There are American policy-makers who say the United States should be prepared to go it alone in pursuit of its interests. But other foreign analysts believe that Washington must consult with allies and others to build consensus and ensure that its leadership is wanted rather than endured. The primacy of international law and bodies such as the United Nations must be reasserted, they say.

“The rules should have universal application. If the United States has the right to carry out a preventative war, then other countries should have the same right,” said Sergio Sarmiento, a leading Mexican newspaper columnist and analyst.

And America’s friends and allies must do a better job of influencing Washington by putting forth a united front on key issues, analysts say.

“They must make it plain that the U.S. must act within the framework of international … law, and that unilateral action outside the law, however justified in the short term … could well bring their country into disrepute. And that would be a tragedy for all,” said Douglas Hogg, a former British government minister.

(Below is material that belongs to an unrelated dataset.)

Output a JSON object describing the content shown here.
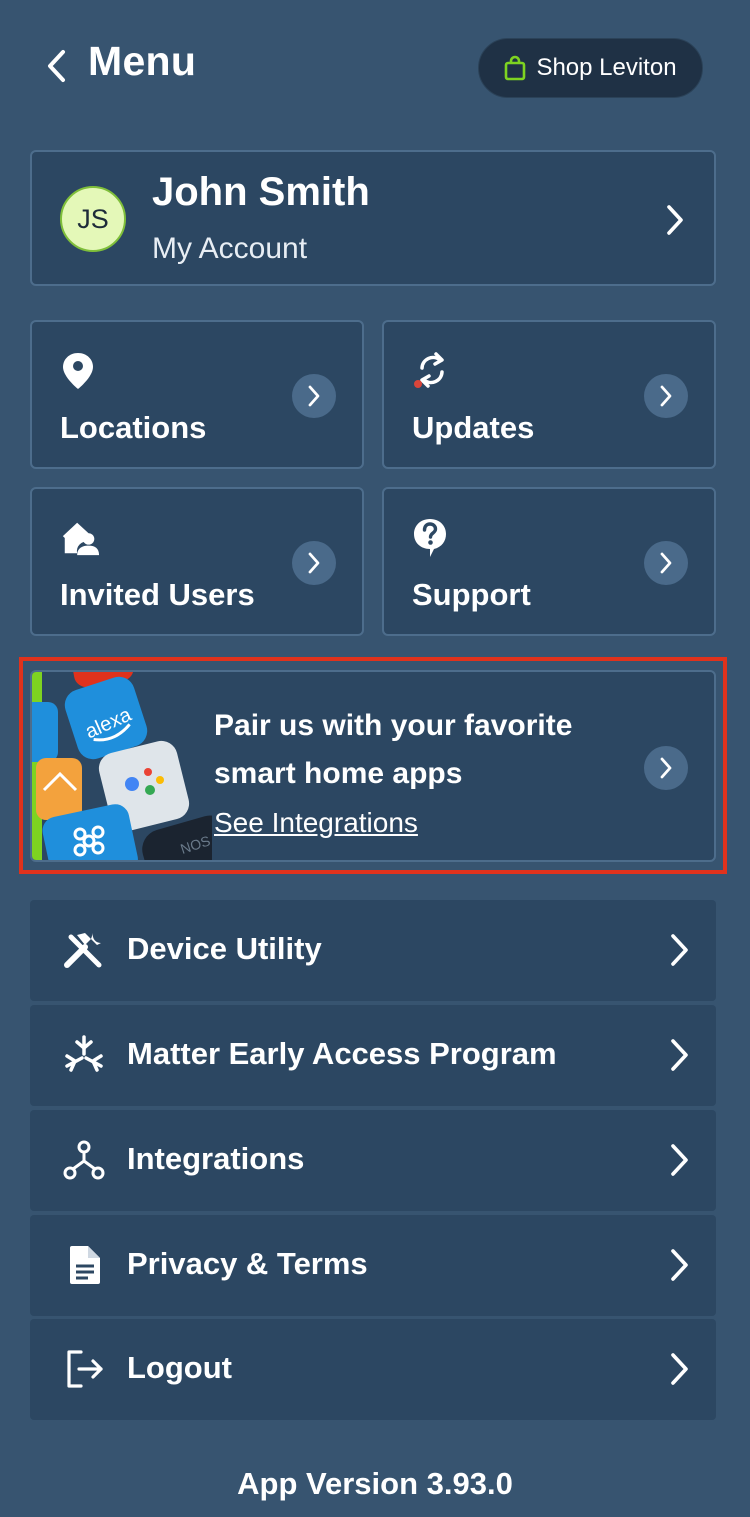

Some observers, however, doubt the United States will return to the old patterns of consultation and consensus building. Already there is the threat of trade wars with the European Union, whose combined economy is larger than America’s.

“I am deeply troubled by the way we seem to be moving backward historically away from a world of collective security and international community back toward something that looks more like self-help, each for his own,” said Charles Kupchan, a professor at Georgetown University.

Still, many analysts believe that Washington will work out its differences with its friends and allies and restore the traditional consensus, just as splits over the Vietnam War or the 1980s protests in Europe over U.S. cruise missiles were mended.

As Joost Lagendijk, a Dutch member of the European Parliament, put it: “There will be rapprochement again between the Americans and the Europeans, and sooner than some skeptics want to believe.”